Бабушка по материнской линии умерла от рака прямой кишки, теперь врачу что-то не нравится в кишечнике матери. После смерти Кеса мать остается единственной прочной опорой в жизни. Если с Карли что-то случится, останется опорой для Тайлера. Мысль, что мать может заболеть, умереть, невыносима в данный момент. Надо только надеяться и молиться о хороших результатах обследования.
Карли мысленно вернулась к тому, что скажет, войдя в дом Ревиров. Если вообще ее впустят.
Время от времени она оглядывается, смотрит в заднее окно. Темно-серый седан следователя Лэнигана неотступно сидит на хвосте. Его присутствие угнетает, инстинкт подсказывает, что она должна быть одна, если хочет чего-то добиться от той самой женщины.

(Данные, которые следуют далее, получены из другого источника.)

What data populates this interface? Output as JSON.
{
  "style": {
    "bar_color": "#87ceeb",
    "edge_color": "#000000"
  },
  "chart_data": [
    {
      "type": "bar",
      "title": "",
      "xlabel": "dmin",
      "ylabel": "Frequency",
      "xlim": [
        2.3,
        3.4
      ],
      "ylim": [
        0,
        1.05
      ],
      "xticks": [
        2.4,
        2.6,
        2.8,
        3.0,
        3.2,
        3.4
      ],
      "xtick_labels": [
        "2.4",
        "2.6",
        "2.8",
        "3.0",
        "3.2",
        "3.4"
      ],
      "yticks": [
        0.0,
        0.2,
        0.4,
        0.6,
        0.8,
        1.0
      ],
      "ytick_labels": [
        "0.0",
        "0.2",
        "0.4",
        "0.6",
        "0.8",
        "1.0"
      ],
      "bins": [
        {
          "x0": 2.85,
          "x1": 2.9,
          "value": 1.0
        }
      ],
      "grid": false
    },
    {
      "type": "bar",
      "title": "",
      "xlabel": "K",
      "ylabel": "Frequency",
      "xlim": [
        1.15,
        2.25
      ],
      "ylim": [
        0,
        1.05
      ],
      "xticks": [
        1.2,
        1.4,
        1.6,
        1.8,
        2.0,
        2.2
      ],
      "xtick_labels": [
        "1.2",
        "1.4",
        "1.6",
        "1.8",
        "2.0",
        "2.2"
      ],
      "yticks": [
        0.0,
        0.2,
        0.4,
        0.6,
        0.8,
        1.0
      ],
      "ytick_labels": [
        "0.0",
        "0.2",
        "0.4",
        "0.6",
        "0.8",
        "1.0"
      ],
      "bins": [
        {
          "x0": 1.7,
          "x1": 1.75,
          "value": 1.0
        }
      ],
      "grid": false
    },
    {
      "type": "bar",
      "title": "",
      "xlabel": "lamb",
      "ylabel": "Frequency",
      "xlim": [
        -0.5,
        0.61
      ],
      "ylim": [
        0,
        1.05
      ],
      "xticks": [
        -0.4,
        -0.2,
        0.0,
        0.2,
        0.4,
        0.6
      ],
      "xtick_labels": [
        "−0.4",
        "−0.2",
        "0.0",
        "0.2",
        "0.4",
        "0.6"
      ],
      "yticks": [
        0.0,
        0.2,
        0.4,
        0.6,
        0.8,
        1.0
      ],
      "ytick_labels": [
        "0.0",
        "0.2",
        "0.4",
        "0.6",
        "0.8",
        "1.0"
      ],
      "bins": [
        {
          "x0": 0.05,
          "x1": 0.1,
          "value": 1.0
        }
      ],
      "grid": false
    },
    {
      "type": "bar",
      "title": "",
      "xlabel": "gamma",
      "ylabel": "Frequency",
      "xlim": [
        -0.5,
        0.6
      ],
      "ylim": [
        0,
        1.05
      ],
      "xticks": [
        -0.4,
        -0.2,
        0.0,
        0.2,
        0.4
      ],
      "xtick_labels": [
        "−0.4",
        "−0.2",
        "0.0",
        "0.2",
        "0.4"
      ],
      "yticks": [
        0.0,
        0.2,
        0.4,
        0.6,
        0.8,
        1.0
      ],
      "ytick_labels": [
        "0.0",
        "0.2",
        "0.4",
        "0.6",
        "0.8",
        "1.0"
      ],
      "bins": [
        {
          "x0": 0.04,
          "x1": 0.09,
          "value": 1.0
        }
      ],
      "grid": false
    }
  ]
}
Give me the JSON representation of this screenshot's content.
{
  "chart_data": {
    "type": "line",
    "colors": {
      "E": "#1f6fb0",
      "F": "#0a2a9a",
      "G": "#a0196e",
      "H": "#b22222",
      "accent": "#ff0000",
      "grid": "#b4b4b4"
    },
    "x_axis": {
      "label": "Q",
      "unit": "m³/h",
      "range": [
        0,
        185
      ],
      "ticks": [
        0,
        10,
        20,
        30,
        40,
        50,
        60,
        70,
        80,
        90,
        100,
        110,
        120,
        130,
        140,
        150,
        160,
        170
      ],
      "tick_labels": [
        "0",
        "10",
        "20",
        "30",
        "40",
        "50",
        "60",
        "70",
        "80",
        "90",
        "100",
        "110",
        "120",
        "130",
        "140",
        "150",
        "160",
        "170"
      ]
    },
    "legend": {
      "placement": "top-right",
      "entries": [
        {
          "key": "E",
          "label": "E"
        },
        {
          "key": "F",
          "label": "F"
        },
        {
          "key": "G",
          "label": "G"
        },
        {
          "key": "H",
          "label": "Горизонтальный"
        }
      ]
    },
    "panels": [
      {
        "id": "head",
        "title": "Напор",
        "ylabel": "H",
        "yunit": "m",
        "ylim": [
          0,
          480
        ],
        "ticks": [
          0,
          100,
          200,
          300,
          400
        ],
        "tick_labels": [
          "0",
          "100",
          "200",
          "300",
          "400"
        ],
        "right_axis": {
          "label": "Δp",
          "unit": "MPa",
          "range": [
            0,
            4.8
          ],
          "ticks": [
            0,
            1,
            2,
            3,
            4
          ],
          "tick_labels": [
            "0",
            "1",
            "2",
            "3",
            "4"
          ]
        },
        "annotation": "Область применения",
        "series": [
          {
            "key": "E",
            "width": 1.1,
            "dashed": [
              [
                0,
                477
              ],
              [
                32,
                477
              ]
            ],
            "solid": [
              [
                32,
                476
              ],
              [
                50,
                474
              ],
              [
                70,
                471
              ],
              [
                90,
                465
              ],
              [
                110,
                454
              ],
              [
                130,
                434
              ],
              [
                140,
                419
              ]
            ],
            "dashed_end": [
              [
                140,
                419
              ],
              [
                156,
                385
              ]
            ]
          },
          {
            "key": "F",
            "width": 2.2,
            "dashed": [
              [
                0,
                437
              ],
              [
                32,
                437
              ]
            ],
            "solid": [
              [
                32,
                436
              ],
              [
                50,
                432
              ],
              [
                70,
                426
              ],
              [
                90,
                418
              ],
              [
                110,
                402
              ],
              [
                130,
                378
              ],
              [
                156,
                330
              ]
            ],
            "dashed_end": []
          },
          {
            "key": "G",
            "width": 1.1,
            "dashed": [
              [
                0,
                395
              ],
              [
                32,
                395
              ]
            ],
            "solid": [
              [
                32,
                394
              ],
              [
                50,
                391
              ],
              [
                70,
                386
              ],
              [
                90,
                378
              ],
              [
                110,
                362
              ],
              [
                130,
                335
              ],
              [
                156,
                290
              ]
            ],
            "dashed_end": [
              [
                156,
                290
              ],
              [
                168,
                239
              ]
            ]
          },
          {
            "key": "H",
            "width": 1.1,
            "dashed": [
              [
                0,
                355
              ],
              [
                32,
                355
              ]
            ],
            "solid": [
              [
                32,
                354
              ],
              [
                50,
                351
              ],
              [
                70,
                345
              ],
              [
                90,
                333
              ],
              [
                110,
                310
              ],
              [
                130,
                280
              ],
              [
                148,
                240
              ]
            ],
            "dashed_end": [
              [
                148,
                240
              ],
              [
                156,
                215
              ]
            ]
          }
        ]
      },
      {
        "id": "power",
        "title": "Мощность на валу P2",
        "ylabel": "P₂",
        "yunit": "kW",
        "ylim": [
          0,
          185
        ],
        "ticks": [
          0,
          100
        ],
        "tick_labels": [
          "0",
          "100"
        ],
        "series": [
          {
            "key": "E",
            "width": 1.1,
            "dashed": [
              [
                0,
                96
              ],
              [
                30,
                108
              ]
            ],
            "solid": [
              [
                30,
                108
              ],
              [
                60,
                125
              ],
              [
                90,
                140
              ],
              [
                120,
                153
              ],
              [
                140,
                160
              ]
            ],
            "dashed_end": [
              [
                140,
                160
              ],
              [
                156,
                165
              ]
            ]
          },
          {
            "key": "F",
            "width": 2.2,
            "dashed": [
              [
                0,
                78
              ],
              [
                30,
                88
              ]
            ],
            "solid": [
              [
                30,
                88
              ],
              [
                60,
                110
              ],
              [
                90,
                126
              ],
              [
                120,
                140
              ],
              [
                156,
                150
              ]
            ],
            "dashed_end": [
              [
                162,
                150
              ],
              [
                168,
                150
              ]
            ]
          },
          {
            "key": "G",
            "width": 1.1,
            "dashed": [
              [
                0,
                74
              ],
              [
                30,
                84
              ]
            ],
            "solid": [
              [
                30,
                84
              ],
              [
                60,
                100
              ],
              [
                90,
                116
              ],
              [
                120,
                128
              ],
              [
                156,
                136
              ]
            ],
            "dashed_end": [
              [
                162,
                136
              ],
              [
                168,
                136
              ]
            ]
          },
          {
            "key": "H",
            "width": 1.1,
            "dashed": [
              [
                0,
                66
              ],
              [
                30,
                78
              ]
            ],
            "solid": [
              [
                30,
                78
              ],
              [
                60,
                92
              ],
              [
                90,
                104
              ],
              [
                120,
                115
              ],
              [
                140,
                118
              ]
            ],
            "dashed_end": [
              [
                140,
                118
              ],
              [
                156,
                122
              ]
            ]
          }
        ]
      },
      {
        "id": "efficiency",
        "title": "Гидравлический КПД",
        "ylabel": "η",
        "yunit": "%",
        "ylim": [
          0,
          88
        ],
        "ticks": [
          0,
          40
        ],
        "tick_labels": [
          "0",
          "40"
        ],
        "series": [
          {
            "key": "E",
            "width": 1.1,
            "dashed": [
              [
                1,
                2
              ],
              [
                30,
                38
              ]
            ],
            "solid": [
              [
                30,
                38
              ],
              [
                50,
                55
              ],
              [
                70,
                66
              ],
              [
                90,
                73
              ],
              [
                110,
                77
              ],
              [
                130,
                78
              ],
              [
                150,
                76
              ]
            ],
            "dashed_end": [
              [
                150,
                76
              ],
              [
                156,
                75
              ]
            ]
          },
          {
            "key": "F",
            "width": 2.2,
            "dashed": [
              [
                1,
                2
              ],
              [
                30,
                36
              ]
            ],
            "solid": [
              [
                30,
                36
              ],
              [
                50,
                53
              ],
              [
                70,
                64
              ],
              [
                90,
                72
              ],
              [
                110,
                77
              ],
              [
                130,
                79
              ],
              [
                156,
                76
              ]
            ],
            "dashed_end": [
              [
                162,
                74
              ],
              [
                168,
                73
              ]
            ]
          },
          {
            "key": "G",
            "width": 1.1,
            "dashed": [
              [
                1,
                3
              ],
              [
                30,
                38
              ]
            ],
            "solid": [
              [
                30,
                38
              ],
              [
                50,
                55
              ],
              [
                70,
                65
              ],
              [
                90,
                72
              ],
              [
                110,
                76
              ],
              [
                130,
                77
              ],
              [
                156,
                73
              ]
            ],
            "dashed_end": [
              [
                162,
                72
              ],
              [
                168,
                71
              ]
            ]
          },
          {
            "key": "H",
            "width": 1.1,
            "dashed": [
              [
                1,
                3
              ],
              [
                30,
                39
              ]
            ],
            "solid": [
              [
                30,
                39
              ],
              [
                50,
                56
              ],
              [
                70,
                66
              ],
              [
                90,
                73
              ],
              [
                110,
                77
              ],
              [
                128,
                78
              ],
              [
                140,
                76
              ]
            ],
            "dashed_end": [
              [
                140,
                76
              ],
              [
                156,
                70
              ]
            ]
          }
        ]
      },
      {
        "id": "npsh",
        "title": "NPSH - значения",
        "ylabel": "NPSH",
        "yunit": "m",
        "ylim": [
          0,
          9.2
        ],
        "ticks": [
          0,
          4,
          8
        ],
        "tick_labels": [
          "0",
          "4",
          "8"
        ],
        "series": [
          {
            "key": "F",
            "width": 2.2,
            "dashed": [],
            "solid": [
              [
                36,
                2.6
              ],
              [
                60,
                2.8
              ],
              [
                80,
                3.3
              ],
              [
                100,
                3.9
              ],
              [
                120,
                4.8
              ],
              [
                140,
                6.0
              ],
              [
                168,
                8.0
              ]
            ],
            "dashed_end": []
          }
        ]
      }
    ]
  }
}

Впереди нескончаемый скучный хайвей, обрамленный зеленью и низкими деревьями. Солнце садится, очень быстро темнеет. Через час будет совсем темно. Она представляла встречу с Ревирами днем. Взглянула на часы. 19:30. Спросила шофера, когда доедут.
Тот кисло ответил:
— Часам к девяти. Хорошо, что не лето, а то бы к одиннадцати. Трафик летом кошмарный.
Головная боль усиливается с каждой минутой. Сомнения тоже. Утренняя уверенность начисто испарилась. Тошнит от страха. Карли постаралась мысленно поменяться ролями. Как бы себя чувствовала на месте той женщины?